Meditazione n. 2
«BEATI VOI CHE ORA PIANGETE,
PERCHÉ RIDERETE!»
Le beatitudini non sono un codice morto che la
Chiesa deve ricevere e trasmettere il più fedelmente
possibile; sono una fonte di ispirazione perenne, perché
risorto e vivo è colui che le ha proclamate.
Ad esse
si applica quello che il poeta Charles Péguy dice di
tutte le parole di Cristo:
«Gesù non ci ha dato delle parole morte
che noi dobbiamo chiudere in piccole scatole
e che dobbiamo conservare in olio rancido...
Ci ha dato delle parole vive
da nutrire...
Le parole di vita
non si possono conservare che vive...
Siamo chiamati a nutrire la parola del Figlio di Dio.

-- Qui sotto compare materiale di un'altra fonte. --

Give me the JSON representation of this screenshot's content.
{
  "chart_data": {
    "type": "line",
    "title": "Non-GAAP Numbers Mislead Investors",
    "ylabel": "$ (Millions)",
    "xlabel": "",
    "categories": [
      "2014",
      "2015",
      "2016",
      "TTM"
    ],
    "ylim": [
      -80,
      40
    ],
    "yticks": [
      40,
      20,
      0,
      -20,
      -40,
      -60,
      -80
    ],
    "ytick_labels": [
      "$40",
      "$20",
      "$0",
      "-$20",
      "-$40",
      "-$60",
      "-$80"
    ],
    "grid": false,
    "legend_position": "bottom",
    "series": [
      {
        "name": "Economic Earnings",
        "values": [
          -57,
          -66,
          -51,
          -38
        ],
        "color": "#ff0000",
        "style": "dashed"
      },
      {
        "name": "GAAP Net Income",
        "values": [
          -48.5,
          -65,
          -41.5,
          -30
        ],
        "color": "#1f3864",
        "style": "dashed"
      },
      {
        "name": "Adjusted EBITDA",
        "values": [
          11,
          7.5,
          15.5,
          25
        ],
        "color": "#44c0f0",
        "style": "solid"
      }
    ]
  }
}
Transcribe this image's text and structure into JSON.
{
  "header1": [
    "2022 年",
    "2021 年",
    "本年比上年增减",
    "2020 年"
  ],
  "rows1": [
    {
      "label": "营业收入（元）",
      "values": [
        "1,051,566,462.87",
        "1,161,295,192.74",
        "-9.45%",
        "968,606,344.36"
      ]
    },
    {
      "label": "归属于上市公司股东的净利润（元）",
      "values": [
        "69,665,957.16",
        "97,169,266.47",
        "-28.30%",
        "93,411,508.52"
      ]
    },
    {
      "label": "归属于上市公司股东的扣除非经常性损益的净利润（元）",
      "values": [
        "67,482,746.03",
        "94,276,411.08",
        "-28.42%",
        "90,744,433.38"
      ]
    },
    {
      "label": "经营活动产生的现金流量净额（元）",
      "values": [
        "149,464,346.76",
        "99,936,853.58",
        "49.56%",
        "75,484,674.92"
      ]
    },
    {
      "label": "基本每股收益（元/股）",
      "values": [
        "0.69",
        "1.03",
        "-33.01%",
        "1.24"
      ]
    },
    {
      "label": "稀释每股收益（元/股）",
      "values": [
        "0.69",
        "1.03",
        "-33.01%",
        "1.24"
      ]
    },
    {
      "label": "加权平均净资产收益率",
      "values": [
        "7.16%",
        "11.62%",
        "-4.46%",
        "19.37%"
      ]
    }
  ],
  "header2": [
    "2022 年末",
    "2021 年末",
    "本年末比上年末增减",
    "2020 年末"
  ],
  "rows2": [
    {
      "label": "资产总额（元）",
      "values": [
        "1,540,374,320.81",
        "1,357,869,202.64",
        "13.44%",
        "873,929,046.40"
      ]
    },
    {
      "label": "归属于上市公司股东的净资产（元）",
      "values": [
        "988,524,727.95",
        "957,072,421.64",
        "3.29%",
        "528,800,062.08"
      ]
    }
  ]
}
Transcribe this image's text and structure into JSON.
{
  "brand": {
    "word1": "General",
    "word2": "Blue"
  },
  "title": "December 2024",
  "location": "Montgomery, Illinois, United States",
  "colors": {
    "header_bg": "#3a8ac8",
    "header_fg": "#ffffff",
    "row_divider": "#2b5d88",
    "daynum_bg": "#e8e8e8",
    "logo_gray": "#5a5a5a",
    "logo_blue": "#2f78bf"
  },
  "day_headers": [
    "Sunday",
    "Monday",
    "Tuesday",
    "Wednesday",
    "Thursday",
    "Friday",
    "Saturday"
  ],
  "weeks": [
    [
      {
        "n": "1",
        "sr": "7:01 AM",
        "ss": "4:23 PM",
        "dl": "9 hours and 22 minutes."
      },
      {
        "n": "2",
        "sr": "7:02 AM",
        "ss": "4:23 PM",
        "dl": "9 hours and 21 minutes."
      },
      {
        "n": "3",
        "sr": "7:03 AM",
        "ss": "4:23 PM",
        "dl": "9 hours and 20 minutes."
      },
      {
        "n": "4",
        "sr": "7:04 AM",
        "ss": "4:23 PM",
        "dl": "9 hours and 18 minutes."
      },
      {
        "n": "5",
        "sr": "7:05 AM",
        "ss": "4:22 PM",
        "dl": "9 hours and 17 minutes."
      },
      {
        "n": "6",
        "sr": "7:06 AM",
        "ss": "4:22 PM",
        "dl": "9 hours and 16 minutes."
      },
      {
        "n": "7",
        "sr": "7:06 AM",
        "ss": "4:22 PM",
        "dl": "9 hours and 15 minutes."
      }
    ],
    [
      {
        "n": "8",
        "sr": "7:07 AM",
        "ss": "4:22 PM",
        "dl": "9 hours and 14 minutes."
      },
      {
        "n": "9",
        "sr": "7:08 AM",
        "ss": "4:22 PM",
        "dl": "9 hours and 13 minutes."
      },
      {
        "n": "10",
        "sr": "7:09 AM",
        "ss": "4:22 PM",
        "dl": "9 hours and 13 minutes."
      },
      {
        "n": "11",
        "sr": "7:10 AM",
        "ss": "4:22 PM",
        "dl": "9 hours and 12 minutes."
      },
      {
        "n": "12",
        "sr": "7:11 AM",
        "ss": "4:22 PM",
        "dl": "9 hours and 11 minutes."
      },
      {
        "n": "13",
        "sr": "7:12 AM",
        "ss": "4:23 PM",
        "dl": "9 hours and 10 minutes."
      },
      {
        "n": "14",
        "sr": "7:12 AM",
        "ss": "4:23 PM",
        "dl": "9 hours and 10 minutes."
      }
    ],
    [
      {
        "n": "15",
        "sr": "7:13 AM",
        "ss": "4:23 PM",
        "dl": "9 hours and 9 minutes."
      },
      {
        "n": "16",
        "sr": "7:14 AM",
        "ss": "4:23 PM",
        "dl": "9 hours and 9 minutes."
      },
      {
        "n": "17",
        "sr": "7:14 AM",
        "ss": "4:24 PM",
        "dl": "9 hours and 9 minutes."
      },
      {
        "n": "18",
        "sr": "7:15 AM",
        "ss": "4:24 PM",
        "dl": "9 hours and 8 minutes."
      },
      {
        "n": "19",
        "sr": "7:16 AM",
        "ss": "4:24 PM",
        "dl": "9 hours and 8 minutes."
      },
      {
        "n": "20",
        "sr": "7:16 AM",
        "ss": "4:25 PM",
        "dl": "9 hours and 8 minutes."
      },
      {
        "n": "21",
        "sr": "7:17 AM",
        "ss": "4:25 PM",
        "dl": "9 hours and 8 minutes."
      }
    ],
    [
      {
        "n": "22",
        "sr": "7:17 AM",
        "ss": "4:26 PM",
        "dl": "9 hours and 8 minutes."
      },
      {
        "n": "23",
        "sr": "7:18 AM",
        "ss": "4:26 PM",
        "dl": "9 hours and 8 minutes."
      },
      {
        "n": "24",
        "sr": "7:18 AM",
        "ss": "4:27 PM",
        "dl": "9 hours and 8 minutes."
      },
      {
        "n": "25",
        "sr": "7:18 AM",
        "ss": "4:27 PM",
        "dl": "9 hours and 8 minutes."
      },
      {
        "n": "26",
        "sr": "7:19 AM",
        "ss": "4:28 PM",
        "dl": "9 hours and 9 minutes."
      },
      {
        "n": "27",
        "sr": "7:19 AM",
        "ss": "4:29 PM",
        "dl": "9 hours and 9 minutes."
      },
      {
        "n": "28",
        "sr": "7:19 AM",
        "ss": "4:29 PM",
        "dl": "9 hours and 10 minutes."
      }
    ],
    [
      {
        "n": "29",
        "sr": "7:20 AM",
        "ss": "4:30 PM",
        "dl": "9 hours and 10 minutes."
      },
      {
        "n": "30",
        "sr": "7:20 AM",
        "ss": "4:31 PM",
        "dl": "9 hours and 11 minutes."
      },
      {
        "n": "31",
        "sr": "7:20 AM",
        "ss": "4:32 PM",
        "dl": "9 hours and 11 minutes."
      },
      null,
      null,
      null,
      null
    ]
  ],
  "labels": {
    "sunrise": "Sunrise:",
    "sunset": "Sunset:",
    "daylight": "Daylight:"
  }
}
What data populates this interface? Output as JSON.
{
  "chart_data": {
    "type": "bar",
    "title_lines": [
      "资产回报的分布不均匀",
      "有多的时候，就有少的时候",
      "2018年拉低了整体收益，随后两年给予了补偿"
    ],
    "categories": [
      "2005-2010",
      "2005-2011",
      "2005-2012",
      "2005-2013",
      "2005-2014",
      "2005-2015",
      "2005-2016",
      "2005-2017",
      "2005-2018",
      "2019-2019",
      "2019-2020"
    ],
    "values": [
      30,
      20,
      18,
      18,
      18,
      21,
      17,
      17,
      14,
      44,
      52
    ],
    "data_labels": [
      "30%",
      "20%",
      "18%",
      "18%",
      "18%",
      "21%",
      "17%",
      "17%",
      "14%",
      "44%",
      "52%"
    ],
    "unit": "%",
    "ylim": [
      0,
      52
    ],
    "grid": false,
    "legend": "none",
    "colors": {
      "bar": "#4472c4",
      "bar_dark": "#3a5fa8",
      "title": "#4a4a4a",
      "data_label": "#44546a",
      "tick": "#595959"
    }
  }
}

È a noi che appartiene, è da noi che dipende
di farla intendere nei secoli dei secoli,
di farla risuonare...».
1. Un nuovo rapporto tra piacere e dolore
Riflettiamo sulla seconda beatitudine: «Beati gli afflitti perché
saranno consolati» (Mt 5,4).
In alcuni codici
e traduzioni moderne l'ordine tra la seconda e la terza beatitudine - quella
degli afflitti e quella dei miti - è invertito, ma questo non incide in nulla sul
significato di esse.
Nel vangelo di Luca, dove le beatitudini, in numero di quattro,
sono sotto forma di discorso diretto e sono
rafforzate da un «guai» contrario, la stessa beatitudine
suona così: «Beati voi che ora piangete, perché riderete...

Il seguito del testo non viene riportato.